Naturally, the touring production has a slick, fast-moving pace and lots of great songs from the 1960s, some that were performed originally by the Four Seasons and some by other groups of the period. It’s also got talented performers in both the major roles and supporting turns. But best of all, it’s got really interesting storytelling; even if you thought you knew the history of the pop music group before, you get a fresh perspective on it here.

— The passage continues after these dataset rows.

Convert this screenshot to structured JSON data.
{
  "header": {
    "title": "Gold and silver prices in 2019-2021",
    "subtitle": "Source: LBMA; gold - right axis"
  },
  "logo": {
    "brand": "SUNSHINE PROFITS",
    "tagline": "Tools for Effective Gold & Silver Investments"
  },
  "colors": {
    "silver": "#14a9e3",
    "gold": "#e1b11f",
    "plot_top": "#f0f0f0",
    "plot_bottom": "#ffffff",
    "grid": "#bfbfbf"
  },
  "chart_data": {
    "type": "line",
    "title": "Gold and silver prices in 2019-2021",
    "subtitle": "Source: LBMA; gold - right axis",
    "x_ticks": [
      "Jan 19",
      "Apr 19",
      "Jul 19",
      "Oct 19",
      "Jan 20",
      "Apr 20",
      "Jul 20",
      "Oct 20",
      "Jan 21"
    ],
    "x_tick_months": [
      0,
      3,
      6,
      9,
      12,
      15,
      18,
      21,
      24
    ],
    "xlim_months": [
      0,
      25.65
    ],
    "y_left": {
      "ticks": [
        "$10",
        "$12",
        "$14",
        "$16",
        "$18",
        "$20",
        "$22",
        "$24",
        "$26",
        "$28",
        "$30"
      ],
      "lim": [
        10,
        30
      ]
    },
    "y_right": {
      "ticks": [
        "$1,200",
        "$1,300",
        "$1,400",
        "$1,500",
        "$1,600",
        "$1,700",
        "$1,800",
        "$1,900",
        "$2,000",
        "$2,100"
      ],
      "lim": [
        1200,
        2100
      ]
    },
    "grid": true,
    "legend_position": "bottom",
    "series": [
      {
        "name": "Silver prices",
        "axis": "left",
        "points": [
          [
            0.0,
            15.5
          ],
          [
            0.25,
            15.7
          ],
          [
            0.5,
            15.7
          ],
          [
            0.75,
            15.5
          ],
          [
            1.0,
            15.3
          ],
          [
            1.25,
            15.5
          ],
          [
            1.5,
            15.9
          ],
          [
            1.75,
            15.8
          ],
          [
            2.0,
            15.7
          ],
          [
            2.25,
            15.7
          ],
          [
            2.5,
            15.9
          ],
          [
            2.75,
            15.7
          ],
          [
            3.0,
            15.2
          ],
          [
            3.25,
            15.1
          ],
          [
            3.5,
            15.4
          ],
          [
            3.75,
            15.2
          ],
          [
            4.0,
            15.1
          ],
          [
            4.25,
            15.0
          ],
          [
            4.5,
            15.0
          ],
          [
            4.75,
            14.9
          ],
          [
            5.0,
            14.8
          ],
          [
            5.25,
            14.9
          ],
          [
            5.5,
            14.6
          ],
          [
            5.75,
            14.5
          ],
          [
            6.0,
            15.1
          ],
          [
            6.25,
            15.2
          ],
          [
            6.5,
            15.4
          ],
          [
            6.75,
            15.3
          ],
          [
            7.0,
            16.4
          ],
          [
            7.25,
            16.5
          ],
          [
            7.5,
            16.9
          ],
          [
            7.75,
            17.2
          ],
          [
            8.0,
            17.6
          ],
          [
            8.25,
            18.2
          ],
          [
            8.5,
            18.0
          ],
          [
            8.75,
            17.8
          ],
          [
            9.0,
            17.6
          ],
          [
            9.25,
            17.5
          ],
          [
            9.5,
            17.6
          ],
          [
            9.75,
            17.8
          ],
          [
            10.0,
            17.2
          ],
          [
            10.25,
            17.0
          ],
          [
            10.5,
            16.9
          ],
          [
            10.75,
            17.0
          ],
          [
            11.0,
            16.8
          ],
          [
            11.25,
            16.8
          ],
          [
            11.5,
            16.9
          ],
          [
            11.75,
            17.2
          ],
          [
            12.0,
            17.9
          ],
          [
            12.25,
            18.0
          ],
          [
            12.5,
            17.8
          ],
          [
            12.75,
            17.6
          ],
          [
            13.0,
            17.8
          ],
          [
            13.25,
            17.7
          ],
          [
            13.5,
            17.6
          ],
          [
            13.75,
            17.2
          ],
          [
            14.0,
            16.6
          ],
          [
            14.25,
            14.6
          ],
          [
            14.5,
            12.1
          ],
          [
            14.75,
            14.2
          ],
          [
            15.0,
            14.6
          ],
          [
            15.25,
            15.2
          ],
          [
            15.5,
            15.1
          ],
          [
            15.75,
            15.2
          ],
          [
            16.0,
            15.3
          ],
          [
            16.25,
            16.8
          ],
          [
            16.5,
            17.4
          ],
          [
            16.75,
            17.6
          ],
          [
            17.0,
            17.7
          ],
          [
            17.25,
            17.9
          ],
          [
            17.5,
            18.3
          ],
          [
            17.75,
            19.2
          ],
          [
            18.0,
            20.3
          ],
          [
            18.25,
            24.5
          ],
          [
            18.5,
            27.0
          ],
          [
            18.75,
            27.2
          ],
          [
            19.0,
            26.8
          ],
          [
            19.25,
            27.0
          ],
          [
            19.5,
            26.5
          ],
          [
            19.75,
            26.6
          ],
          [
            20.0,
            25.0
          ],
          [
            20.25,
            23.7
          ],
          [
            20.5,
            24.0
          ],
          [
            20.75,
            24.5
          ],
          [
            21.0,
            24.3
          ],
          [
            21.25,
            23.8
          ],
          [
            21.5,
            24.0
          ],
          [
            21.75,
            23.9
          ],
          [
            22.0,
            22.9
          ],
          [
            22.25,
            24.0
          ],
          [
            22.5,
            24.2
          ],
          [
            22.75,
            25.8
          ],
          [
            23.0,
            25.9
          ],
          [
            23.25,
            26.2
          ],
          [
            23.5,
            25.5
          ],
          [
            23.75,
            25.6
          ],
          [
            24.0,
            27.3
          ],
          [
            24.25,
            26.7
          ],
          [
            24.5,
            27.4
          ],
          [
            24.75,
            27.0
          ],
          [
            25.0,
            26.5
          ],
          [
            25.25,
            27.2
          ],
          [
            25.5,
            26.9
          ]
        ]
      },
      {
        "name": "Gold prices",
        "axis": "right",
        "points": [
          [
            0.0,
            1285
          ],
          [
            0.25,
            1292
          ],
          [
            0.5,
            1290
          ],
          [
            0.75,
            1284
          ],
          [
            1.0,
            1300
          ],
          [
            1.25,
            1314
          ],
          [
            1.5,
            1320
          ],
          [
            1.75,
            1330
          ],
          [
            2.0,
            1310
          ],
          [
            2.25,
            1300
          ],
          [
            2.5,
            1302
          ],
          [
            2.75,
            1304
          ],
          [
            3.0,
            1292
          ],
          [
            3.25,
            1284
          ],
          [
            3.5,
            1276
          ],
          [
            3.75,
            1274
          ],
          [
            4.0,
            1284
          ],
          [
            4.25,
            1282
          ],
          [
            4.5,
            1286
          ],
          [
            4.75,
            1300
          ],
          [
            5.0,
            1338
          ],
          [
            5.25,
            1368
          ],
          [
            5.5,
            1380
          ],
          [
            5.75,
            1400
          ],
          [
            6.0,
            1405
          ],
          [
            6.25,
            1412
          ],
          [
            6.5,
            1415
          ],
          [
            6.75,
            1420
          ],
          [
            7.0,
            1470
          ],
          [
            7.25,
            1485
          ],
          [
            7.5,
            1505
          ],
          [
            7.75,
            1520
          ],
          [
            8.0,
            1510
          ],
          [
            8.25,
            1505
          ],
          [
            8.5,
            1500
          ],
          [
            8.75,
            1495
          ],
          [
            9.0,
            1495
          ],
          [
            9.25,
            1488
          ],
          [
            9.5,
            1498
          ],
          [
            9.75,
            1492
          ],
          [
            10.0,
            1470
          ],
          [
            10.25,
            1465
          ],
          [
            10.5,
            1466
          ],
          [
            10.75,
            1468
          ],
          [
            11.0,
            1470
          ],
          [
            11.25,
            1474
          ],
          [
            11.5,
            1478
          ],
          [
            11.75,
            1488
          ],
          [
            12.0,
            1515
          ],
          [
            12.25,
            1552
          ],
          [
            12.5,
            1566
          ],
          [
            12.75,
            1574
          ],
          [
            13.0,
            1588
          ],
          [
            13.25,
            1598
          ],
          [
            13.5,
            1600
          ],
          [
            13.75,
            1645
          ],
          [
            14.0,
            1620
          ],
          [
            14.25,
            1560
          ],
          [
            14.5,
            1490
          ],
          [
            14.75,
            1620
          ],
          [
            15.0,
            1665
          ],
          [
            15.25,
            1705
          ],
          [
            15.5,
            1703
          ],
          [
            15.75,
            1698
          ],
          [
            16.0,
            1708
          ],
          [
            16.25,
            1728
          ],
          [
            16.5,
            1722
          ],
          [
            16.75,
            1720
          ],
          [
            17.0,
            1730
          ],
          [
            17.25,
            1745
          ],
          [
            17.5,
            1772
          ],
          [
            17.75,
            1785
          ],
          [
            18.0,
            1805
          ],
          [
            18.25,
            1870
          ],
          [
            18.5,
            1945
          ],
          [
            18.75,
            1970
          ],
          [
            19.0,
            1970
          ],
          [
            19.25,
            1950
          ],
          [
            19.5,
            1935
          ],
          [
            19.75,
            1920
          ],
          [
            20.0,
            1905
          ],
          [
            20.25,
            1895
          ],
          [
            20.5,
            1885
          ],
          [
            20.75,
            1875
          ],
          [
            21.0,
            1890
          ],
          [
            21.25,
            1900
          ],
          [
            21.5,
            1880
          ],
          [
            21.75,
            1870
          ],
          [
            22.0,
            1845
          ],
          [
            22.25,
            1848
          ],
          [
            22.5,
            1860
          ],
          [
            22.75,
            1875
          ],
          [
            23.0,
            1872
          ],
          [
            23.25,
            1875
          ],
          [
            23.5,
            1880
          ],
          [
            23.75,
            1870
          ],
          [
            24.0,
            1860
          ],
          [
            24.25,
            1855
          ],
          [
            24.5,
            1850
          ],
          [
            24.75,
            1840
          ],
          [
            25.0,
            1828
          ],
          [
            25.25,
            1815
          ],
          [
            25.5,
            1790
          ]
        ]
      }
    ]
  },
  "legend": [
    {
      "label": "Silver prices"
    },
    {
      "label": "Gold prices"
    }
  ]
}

That’s because the writers (Marshall Brickman and Rick Elice) made two wise choices: to give each member of the original quartet a chance to tell his version of the tale (through the gimmick of the four seasons, spring, summer, fall and winter), and to make many of the songs directly relate to the genesis of the group or events happening in their personal lives. A lot of shows try to do the latter, but it doesn’t always work. Here, it’s very effective, as when Frankie (Joseph Leo Bwarie) sings a heartfelt My Eyes Adored You after breaking up with his wife, or when his solo career takes off with the introduction of the song Can’t Take My Eyes Off You.


But, as the show’s title implies, it’s not all Frankie, all the time. We get insight as well into tough guy Tommy DeVito (Matt Bailey), who thinks he should get the credit for the group’s success; latecomer Bob Gaudio (Quinn VanAntwerp), who likewise makes a convincing case that without his songs that success would never have come; and Nick Massi (Steve Gouveia), who, in Act II, confesses to being the Ringo of the group and decides to spend more time with his family. The toll of the music business on family members, as well as the guys themselves, is pretty clear, and, for a Broadway musical, told with some pretty brutal honesty.


But that hardly makes Jersey Boys any kind of downer. Whether you were around the first time songs like Sherry, Walk Like a Man, Bye Bye Baby and other memorable tunes were heard or caught up to them later on, there’s no denying their pop power. And there’s nothing quite like hearing them in the context of their times and the back story of the Four Seasons.